UpSight Protects You
DPAPI is fine and has you mostly covered against people with screw drivers, but what we really want is data to be readable only by the application that stored the data (your browser, Steam, Discord, Exodus etc.). In part, this is how UpSight Security protects your accounts. UpSight knows where your browser, Steam, Discord, Exodus and so on store your important account data, and UpSight knows what applications need access to that data (almost none!), and something like "Redline Stealer" certainly is not on the list.

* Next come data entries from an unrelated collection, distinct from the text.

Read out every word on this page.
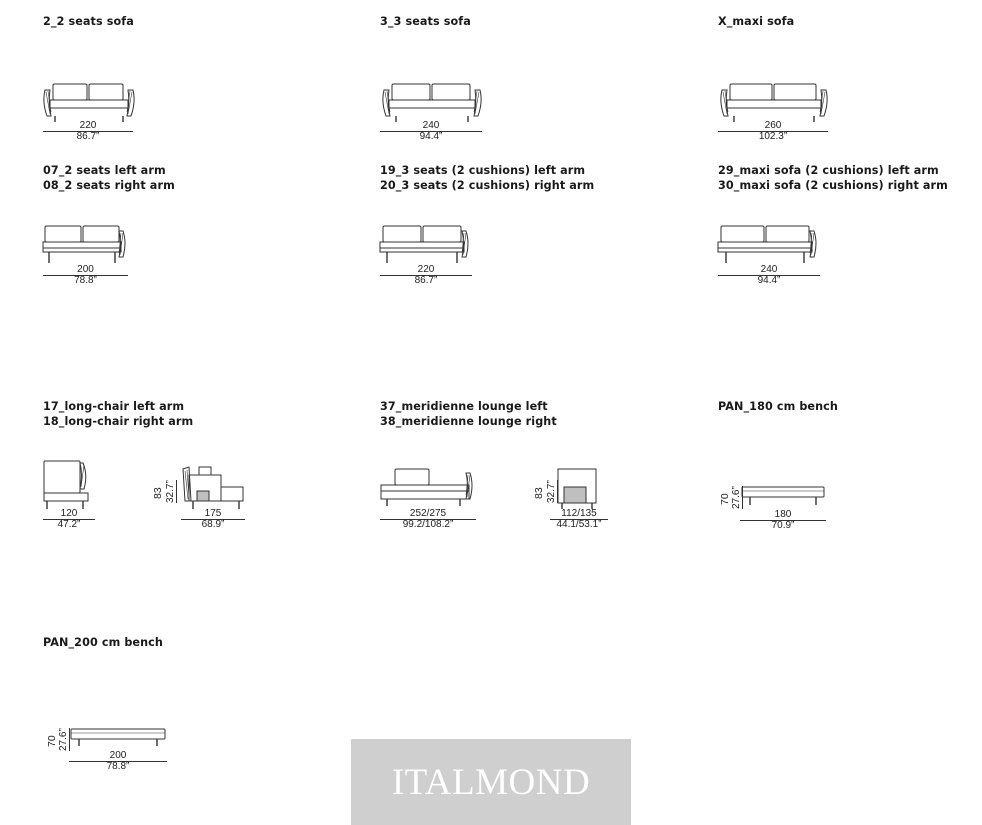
2_2 seats sofa
220
86.7”
3_3 seats sofa
240
94.4”
X_maxi sofa
260
102.3”
07_2 seats left arm
08_2 seats right arm
200
78.8”
19_3 seats (2 cushions) left arm
20_3 seats (2 cushions) right arm
220
86.7”
29_maxi sofa (2 cushions) left arm
30_maxi sofa (2 cushions) right arm
240
94.4”
17_long-chair left arm
18_long-chair right arm
120
47.2”
83 32.7”
175
68.9”
37_meridienne lounge left
38_meridienne lounge right
252/275
99.2/108.2”
83 32.7”
112/135
44.1/53.1”
PAN_180 cm bench
70 27.6”
180
70.9”
PAN_200 cm bench
70 27.6”
200
78.8”	ITALMOND
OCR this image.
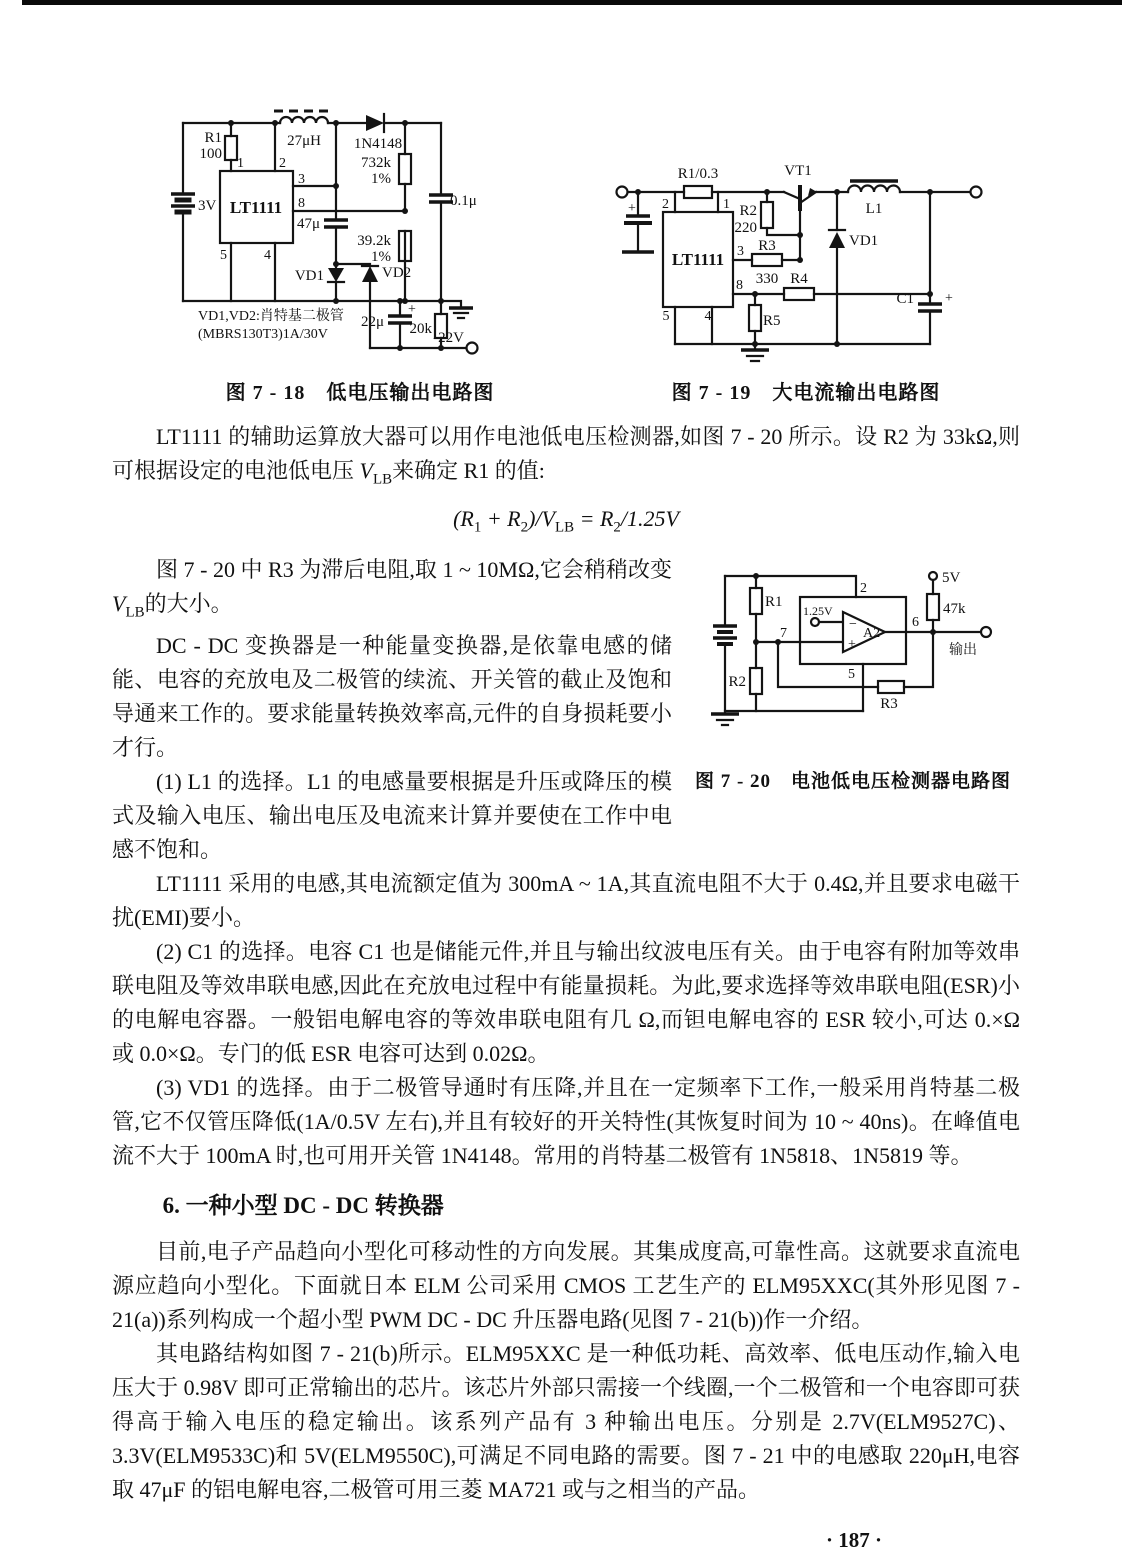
R1
100
1	2
27μH 1N4148
3V LT1111
3
8
5	4
732k
1%
47μ
39.2k
1%
0.1μ
VD1	VD2
22μ
+
20k
-22V
VD1,VD2:肖特基二极管
(MBRS130T3)1A/30V
图 7 - 18　低电压输出电路图
R1/0.3
+ 2	1
LT1111
R2
220
VT1
3 R3
330
8	R4
R5
5	4
VD1
L1
C1 +
图 7 - 19　大电流输出电路图

LT1111 的辅助运算放大器可以用作电池低电压检测器,如图 7 - 20 所示。设 R2 为 33kΩ,则可根据设定的电池低电压 $V_{LB}$来确定 R1 的值:

$(R_1 + R_2)/V_{LB} = R_2/1.25V$
R1
R2
2
7
1.25V
−
+
A2
5
6
5V
47k
R3
输出
图 7 - 20　电池低电压检测器电路图

图 7 - 20 中 R3 为滞后电阻,取 1 ~ 10MΩ,它会稍稍改变$V_{LB}$的大小。

DC - DC 变换器是一种能量变换器,是依靠电感的储能、电容的充放电及二极管的续流、开关管的截止及饱和导通来工作的。要求能量转换效率高,元件的自身损耗要小才行。

(1) L1 的选择。L1 的电感量要根据是升压或降压的模式及输入电压、输出电压及电流来计算并要使在工作中电感不饱和。

LT1111 采用的电感,其电流额定值为 300mA ~ 1A,其直流电阻不大于 0.4Ω,并且要求电磁干扰(EMI)要小。

(2) C1 的选择。电容 C1 也是储能元件,并且与输出纹波电压有关。由于电容有附加等效串联电阻及等效串联电感,因此在充放电过程中有能量损耗。为此,要求选择等效串联电阻(ESR)小的电解电容器。一般铝电解电容的等效串联电阻有几 Ω,而钽电解电容的 ESR 较小,可达 0.×Ω 或 0.0×Ω。专门的低 ESR 电容可达到 0.02Ω。

(3) VD1 的选择。由于二极管导通时有压降,并且在一定频率下工作,一般采用肖特基二极管,它不仅管压降低(1A/0.5V 左右),并且有较好的开关特性(其恢复时间为 10 ~ 40ns)。在峰值电流不大于 100mA 时,也可用开关管 1N4148。常用的肖特基二极管有 1N5818、1N5819 等。

6. 一种小型 DC - DC 转换器

目前,电子产品趋向小型化可移动性的方向发展。其集成度高,可靠性高。这就要求直流电源应趋向小型化。下面就日本 ELM 公司采用 CMOS 工艺生产的 ELM95XXC(其外形见图 7 - 21(a))系列构成一个超小型 PWM DC - DC 升压器电路(见图 7 - 21(b))作一介绍。

其电路结构如图 7 - 21(b)所示。ELM95XXC 是一种低功耗、高效率、低电压动作,输入电压大于 0.98V 即可正常输出的芯片。该芯片外部只需接一个线圈,一个二极管和一个电容即可获得高于输入电压的稳定输出。该系列产品有 3 种输出电压。分别是 2.7V(ELM9527C)、3.3V(ELM9533C)和 5V(ELM9550C),可满足不同电路的需要。图 7 - 21 中的电感取 220μH,电容取 47μF 的铝电解电容,二极管可用三菱 MA721 或与之相当的产品。

· 187 ·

We at UpSight Security have been following a specific cyber-nasty called 'Redline Stealer' around. Redline searches through your browser files, your Steam and Discord credentials (which are "protected' with DPAPI!) and looks to see if you have any Exodus branded crypto wallets lying about. Many of those items are "protected from people with screwdrivers" by DPAPI, but Redline is not even slowed down by DPAPI. Redline is implemented in Microsoft's .Net language and Microsoft has gone out of their way to make sure that it is easy to use DPAPI from .Net applications. All Redline has to do is roll up and ask for the data to be given to it 'decrypted'... and then it sends it off to the remote attacker who will convert your data into their profit.
Call to Action!
Install UpSight Security!
If you have a professional SKU of Windows - use Bitlocker to protect your computer from people with screwdrivers.
Enable secure boot in your bios (or leave it enabled if your system came with it enabled). This prevents somebody from 'dual booting' your system from a USB drive loaded with linux and windows password cracking tools. In this case they really would need to get out a screwdriver!
What about Antivirus?
If you use an Anti-virus, it may detect Redline Stealer for what it is and put a stop to it (about 50% of the AV vendors in Virus Total detected a modified sample of Redline Stealer that we created), however Redline Stealer isn't magic, the fundamental actions its taking could be expressed in any number of ways. UpSight protects you from behaviors that will harm you regardless of the form they manifest, AV protects you from specific programs that will harm you.